On the other hand, Sainsbury is set to confirm that it has had a rotten year. It has been outgunned by deadly rival Tesco and in January felt obliged to put out a profit warning.

So the once-leader of the supermarket pack faces a doleful profits presentation. Around pounds 650m against pounds 764m with an unchanged 12.1p dividend is expected.

Its shares have fallen from a 582p peak in l994 to finish last week at a sad 341.5p. They have been down to 308p.

Is the worst over? NatWest Securities is far from sure. Its highly rated analysts, Tony MacNeary and Mike Dennis, say: "It is still too early to talk of recovery and the basis for profit upgrades remains absent." They add that clear evidence margins have stabilised is needed for any optimism to develop over the shares.

Another struggling retailer is in action this week, Kwik Save. It is five months into a five-year restructuring programme that is aimed at arresting a damaging profits slide.

Interim profits on Thursday are not expected to produce any hope of better things to come. With the revamp still in its infancy and many of the old problems still unresolved the no-frills food retailer is likely to produce profits of pounds 41m against pounds 44.2m.

Year's results are seen as emerging at pounds 70m against the pounds 135m of a few years ago.

Body Shop International, another high street chain where profits have been far from spectacular, should offer evidence of a return to growth.

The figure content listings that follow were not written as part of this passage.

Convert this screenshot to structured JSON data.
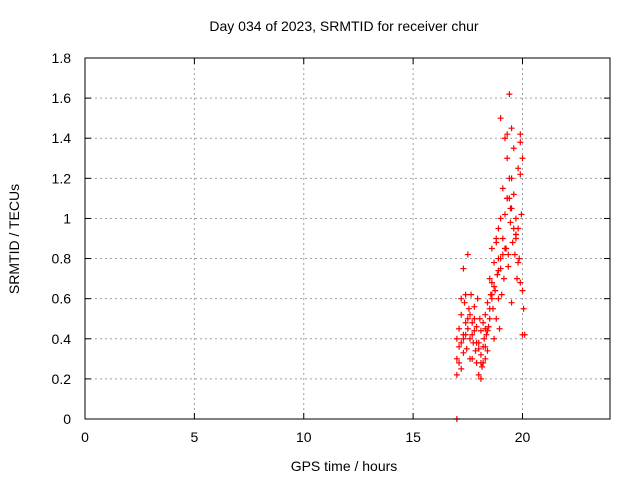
{
  "chart_data": {
    "type": "scatter",
    "title": "Day 034 of 2023, SRMTID for receiver chur",
    "xlabel": "GPS time / hours",
    "ylabel": "SRMTID / TECUs",
    "xlim": [
      0,
      24
    ],
    "ylim": [
      0,
      1.8
    ],
    "xticks": [
      0,
      5,
      10,
      15,
      20
    ],
    "xtick_labels": [
      "0",
      "5",
      "10",
      "15",
      "20"
    ],
    "yticks": [
      0,
      0.2,
      0.4,
      0.6,
      0.8,
      1.0,
      1.2,
      1.4,
      1.6,
      1.8
    ],
    "ytick_labels": [
      "0",
      "0.2",
      "0.4",
      "0.6",
      "0.8",
      "1",
      "1.2",
      "1.4",
      "1.6",
      "1.8"
    ],
    "grid": true,
    "marker": "+",
    "color": "#ff0000",
    "series": [
      {
        "name": "SRMTID",
        "x": [
          17.0,
          17.0,
          17.0,
          17.0,
          17.1,
          17.1,
          17.1,
          17.2,
          17.2,
          17.2,
          17.3,
          17.3,
          17.3,
          17.35,
          17.4,
          17.4,
          17.45,
          17.5,
          17.5,
          17.55,
          17.6,
          17.6,
          17.65,
          17.7,
          17.7,
          17.75,
          17.8,
          17.8,
          17.85,
          17.9,
          17.9,
          17.95,
          18.0,
          18.0,
          18.05,
          18.1,
          18.1,
          18.15,
          18.2,
          18.2,
          18.25,
          18.3,
          18.3,
          18.35,
          18.4,
          18.4,
          18.45,
          18.5,
          18.5,
          18.55,
          18.6,
          18.6,
          18.65,
          18.7,
          18.7,
          18.75,
          18.8,
          18.8,
          18.85,
          18.9,
          18.9,
          18.95,
          19.0,
          19.0,
          19.05,
          19.1,
          19.1,
          19.15,
          19.2,
          19.2,
          19.25,
          19.3,
          19.3,
          19.35,
          19.4,
          19.4,
          19.45,
          19.5,
          19.5,
          19.55,
          19.6,
          19.6,
          19.65,
          19.7,
          19.7,
          19.75,
          19.8,
          19.8,
          19.85,
          19.9,
          19.9,
          19.95,
          20.0,
          20.0,
          20.05,
          20.1,
          17.2,
          17.4,
          17.6,
          17.8,
          18.0,
          18.2,
          18.4,
          18.6,
          18.8,
          19.0,
          19.2,
          19.4,
          19.6,
          19.8,
          20.0,
          17.3,
          17.5,
          17.7,
          17.9,
          18.1,
          18.3,
          18.5,
          18.7,
          18.9,
          19.1,
          19.3,
          19.5,
          19.7,
          19.9,
          18.1,
          18.3,
          18.6,
          19.0,
          19.3,
          19.5,
          19.7,
          19.9,
          19.35,
          19.45,
          18.9
        ],
        "y": [
          0.0,
          0.22,
          0.3,
          0.4,
          0.28,
          0.36,
          0.45,
          0.52,
          0.6,
          0.38,
          0.75,
          0.42,
          0.33,
          0.58,
          0.48,
          0.62,
          0.35,
          0.82,
          0.45,
          0.55,
          0.4,
          0.52,
          0.62,
          0.3,
          0.48,
          0.38,
          0.56,
          0.44,
          0.34,
          0.28,
          0.46,
          0.6,
          0.22,
          0.38,
          0.5,
          0.32,
          0.44,
          0.26,
          0.36,
          0.48,
          0.4,
          0.3,
          0.52,
          0.42,
          0.34,
          0.58,
          0.46,
          0.7,
          0.5,
          0.62,
          0.85,
          0.68,
          0.55,
          0.78,
          0.4,
          0.64,
          0.88,
          0.5,
          0.72,
          0.6,
          0.95,
          0.45,
          1.0,
          0.8,
          0.62,
          1.15,
          0.9,
          0.7,
          1.4,
          1.02,
          0.85,
          1.3,
          1.1,
          0.76,
          1.62,
          1.2,
          0.98,
          1.45,
          1.05,
          0.88,
          1.35,
          1.12,
          0.82,
          1.0,
          0.92,
          0.7,
          1.25,
          0.95,
          0.8,
          0.68,
          1.42,
          1.02,
          1.3,
          0.64,
          0.55,
          0.42,
          0.25,
          0.42,
          0.3,
          0.5,
          0.35,
          0.28,
          0.44,
          0.6,
          0.9,
          0.75,
          0.85,
          1.1,
          0.95,
          0.78,
          0.42,
          0.4,
          0.5,
          0.42,
          0.38,
          0.28,
          0.36,
          0.55,
          0.66,
          0.74,
          0.82,
          1.42,
          1.2,
          0.9,
          1.38,
          0.2,
          0.45,
          0.62,
          1.5,
          1.1,
          0.58,
          0.92,
          1.22,
          0.82,
          1.05,
          0.8
        ]
      }
    ]
  }
}
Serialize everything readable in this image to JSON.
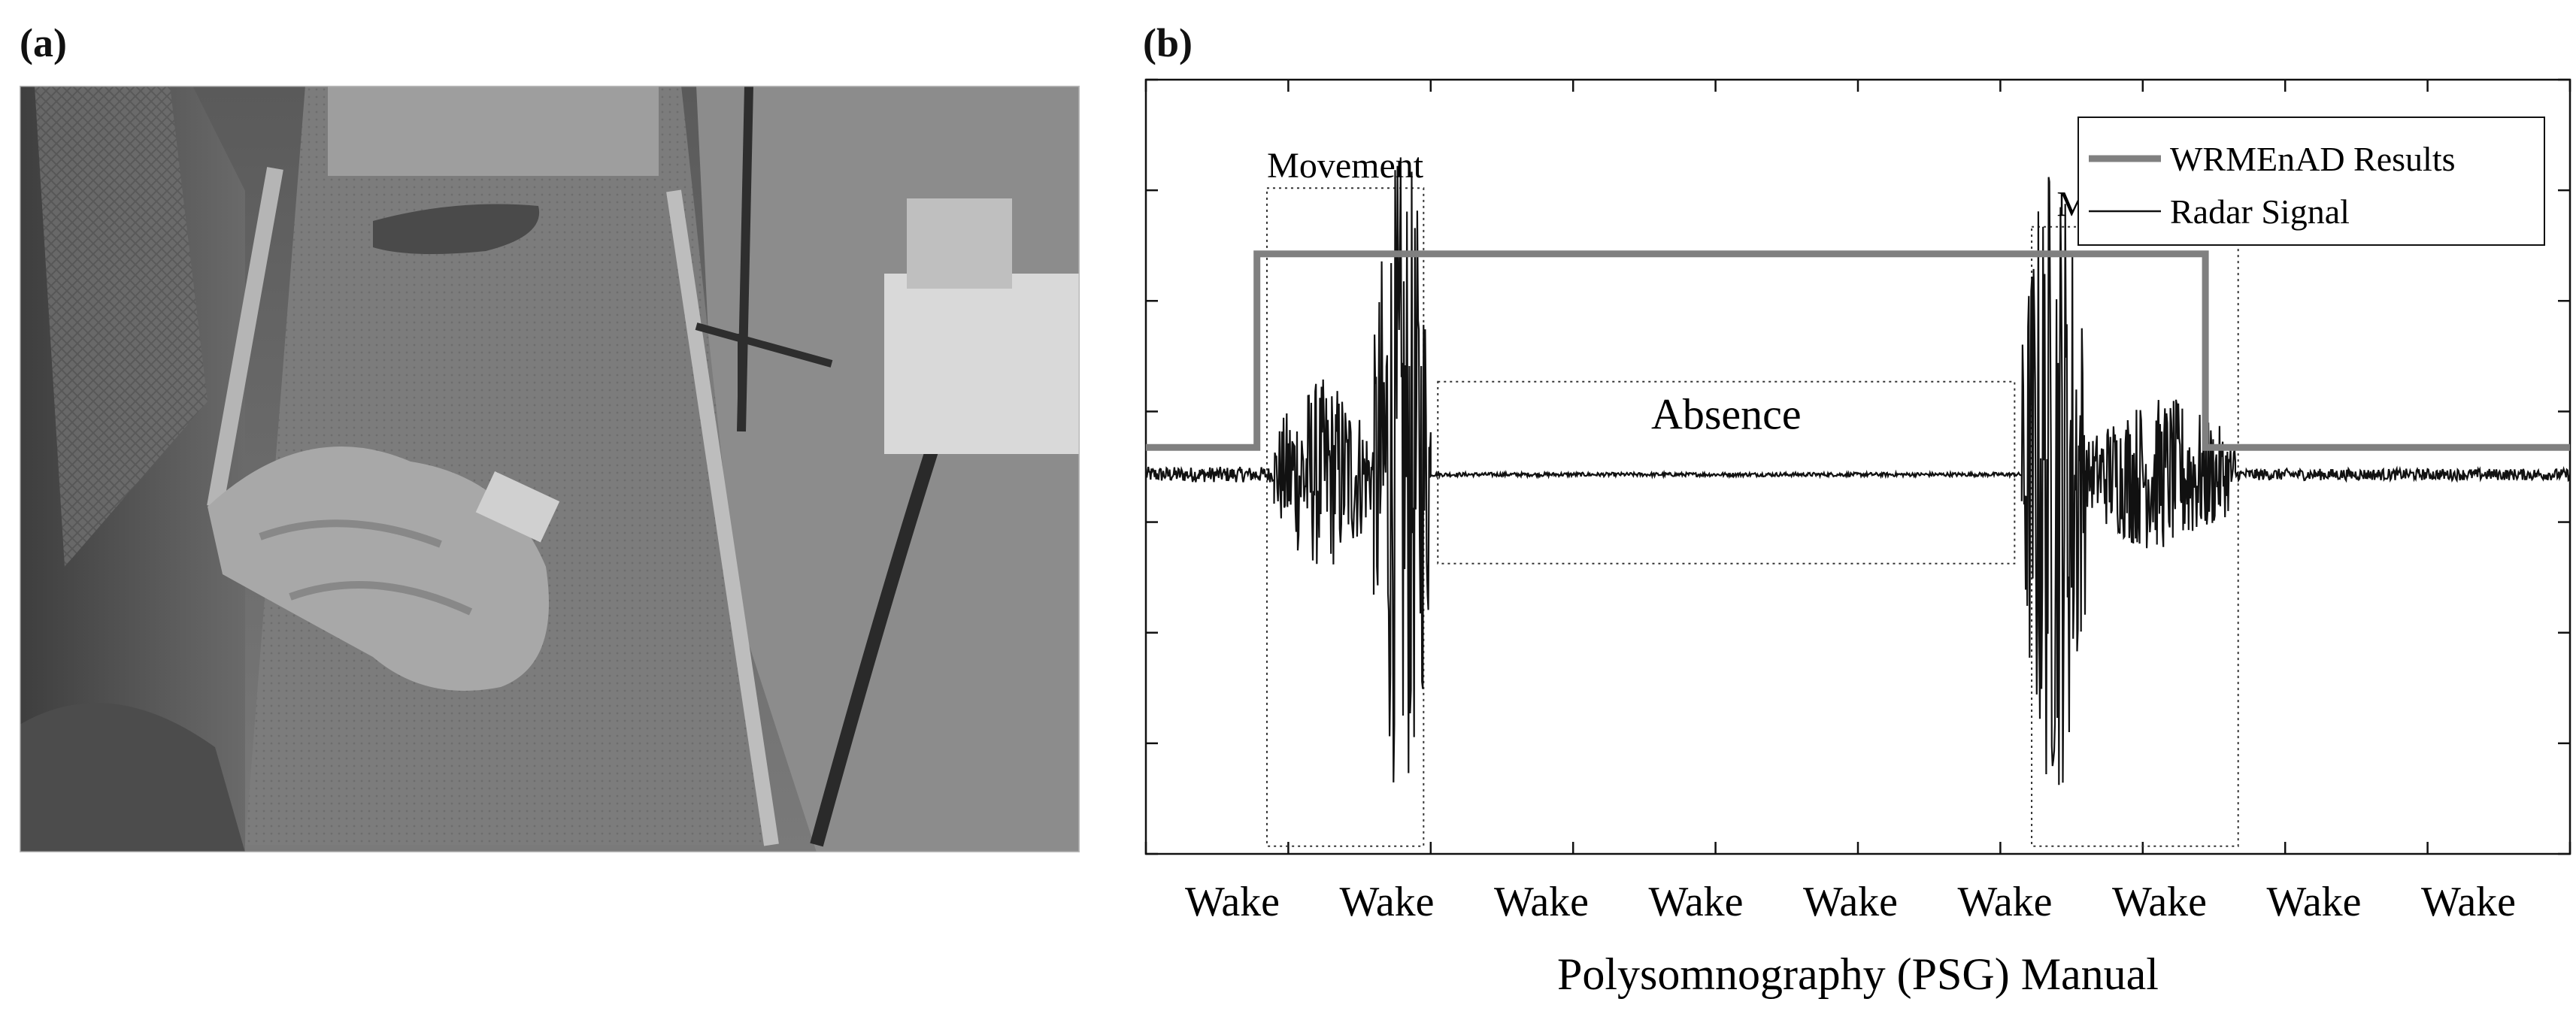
{
  "panels": {
    "a_label": "(a)",
    "b_label": "(b)"
  },
  "photo": {
    "icon": "bedroom-camera-photo"
  },
  "chart_data": {
    "type": "line",
    "xlabel": "Polysomnography (PSG) Manual",
    "x_tick_labels": [
      "Wake",
      "Wake",
      "Wake",
      "Wake",
      "Wake",
      "Wake",
      "Wake",
      "Wake",
      "Wake"
    ],
    "legend": {
      "placement": "top-right",
      "entries": [
        "WRMEnAD Results",
        "Radar Signal"
      ]
    },
    "annotations": [
      {
        "text": "Movement",
        "x_range": [
          0.085,
          0.195
        ]
      },
      {
        "text": "Absence",
        "x_range": [
          0.205,
          0.61
        ]
      },
      {
        "text": "Movement",
        "x_range": [
          0.622,
          0.767
        ]
      }
    ],
    "xlim": [
      0,
      1
    ],
    "ylim": [
      -1,
      1
    ],
    "series": [
      {
        "name": "WRMEnAD Results",
        "color": "#808080",
        "x": [
          0.0,
          0.078,
          0.078,
          0.744,
          0.744,
          1.0
        ],
        "y": [
          0.05,
          0.05,
          0.55,
          0.55,
          0.05,
          0.05
        ]
      },
      {
        "name": "Radar Signal",
        "color": "#111111",
        "segments": [
          {
            "x_range": [
              0.0,
              0.09
            ],
            "amplitude": 0.02
          },
          {
            "x_range": [
              0.09,
              0.16
            ],
            "amplitude": 0.25
          },
          {
            "x_range": [
              0.16,
              0.2
            ],
            "amplitude": 0.85
          },
          {
            "x_range": [
              0.2,
              0.615
            ],
            "amplitude": 0.005
          },
          {
            "x_range": [
              0.615,
              0.66
            ],
            "amplitude": 0.85
          },
          {
            "x_range": [
              0.66,
              0.765
            ],
            "amplitude": 0.2
          },
          {
            "x_range": [
              0.765,
              1.0
            ],
            "amplitude": 0.015
          }
        ]
      }
    ]
  }
}
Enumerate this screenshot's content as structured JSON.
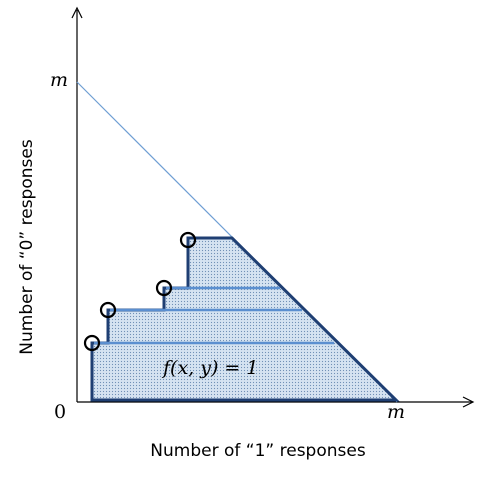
{
  "axes": {
    "x_label": "Number of “1” responses",
    "y_label": "Number of “0” responses",
    "origin_label": "0",
    "x_max_label": "m",
    "y_max_label": "m"
  },
  "region": {
    "formula": "f(x, y) = 1"
  },
  "colors": {
    "region_fill": "#c6d8ea",
    "region_border": "#1f3f73",
    "diagonal": "#6f9fd3",
    "inner_lines": "#5b8fd0",
    "marker": "#000000"
  }
}
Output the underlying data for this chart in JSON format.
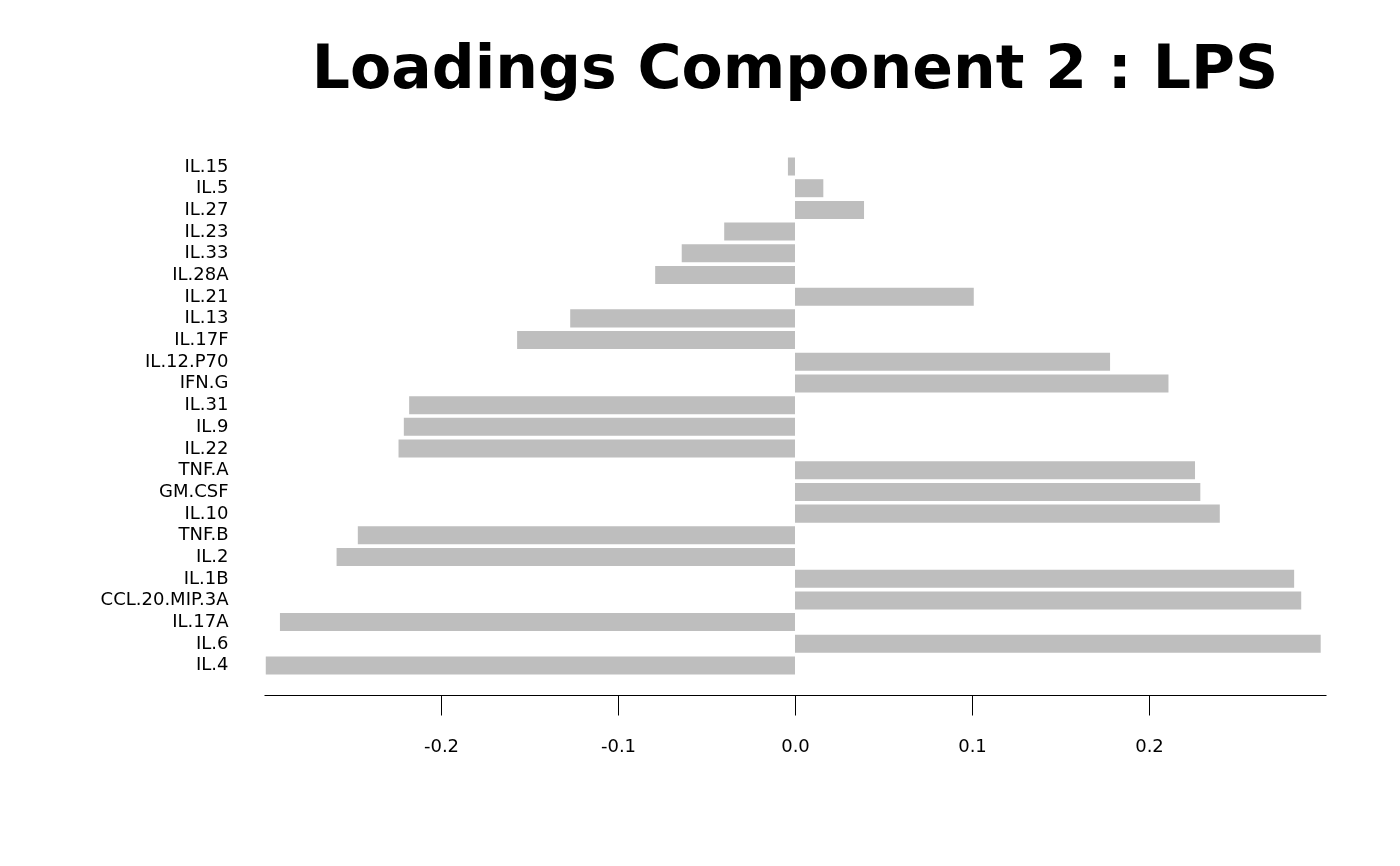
{
  "chart_data": {
    "type": "bar",
    "orientation": "horizontal",
    "title": "Loadings Component 2 : LPS",
    "categories": [
      "IL.15",
      "IL.5",
      "IL.27",
      "IL.23",
      "IL.33",
      "IL.28A",
      "IL.21",
      "IL.13",
      "IL.17F",
      "IL.12.P70",
      "IFN.G",
      "IL.31",
      "IL.9",
      "IL.22",
      "TNF.A",
      "GM.CSF",
      "IL.10",
      "TNF.B",
      "IL.2",
      "IL.1B",
      "CCL.20.MIP.3A",
      "IL.17A",
      "IL.6",
      "IL.4"
    ],
    "values": [
      -0.004,
      0.016,
      0.039,
      -0.04,
      -0.064,
      -0.079,
      0.101,
      -0.127,
      -0.157,
      0.178,
      0.211,
      -0.218,
      -0.221,
      -0.224,
      0.226,
      0.229,
      0.24,
      -0.247,
      -0.259,
      0.282,
      0.286,
      -0.291,
      0.297,
      -0.299
    ],
    "color": "#bebebe",
    "xlim": [
      -0.3,
      0.3
    ],
    "xticks": [
      -0.2,
      -0.1,
      {
        "value": 0,
        "label": "0.0"
      },
      0.1,
      0.2
    ],
    "grid": false
  }
}
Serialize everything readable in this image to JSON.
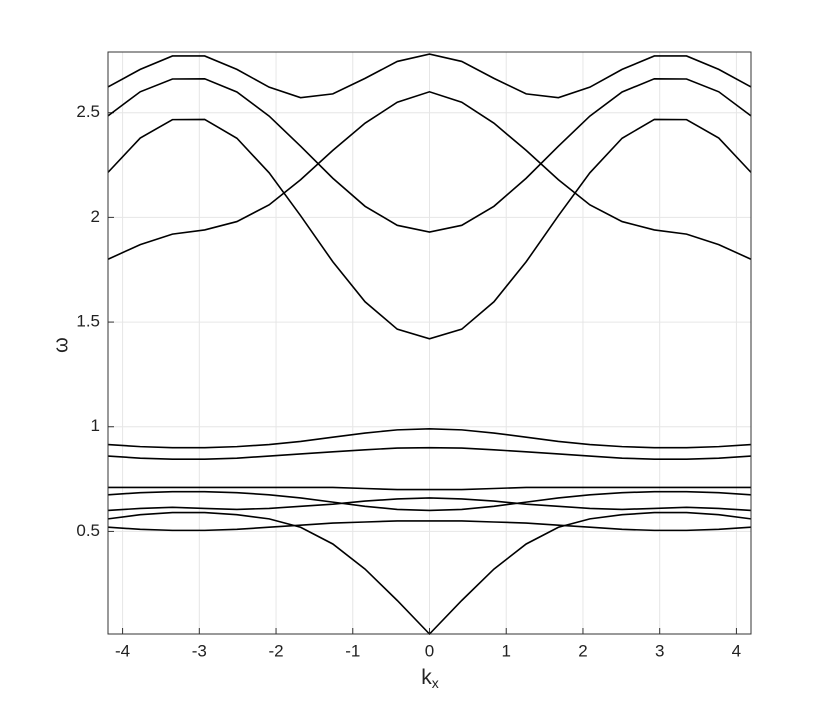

Year's results, also on Thursday, of pounds 39m against pounds 32.7m, are regarded as the most likely outcome.

Today British Petroleum offers quarterly results. Its last three-monthly figures were below market expectations; the first time such a disappointment had occurred since 1992.

This time round if the oil giant manages net income at, say pounds 715m, it should satisfy the ever-demanding market.

Royal Bank of Scotland, tomorrow, is forecast to produce interim figures of pounds 360m against pounds 301m.

It should have experienced strong banking profits, but the Direct Line insurance off-shoot is unlikely to do better than break even.

Others reporting tomorrow include BSkyB and Tate & Lyle. The satellite television station should offer nine-month profits of, say, pounds 220m, up from pounds 178m.

T&L has had a tough six months, particularly in the US, and its interim results will represent a bitter swallow with the sugar group reporting about pounds 130m against pounds 162.3m.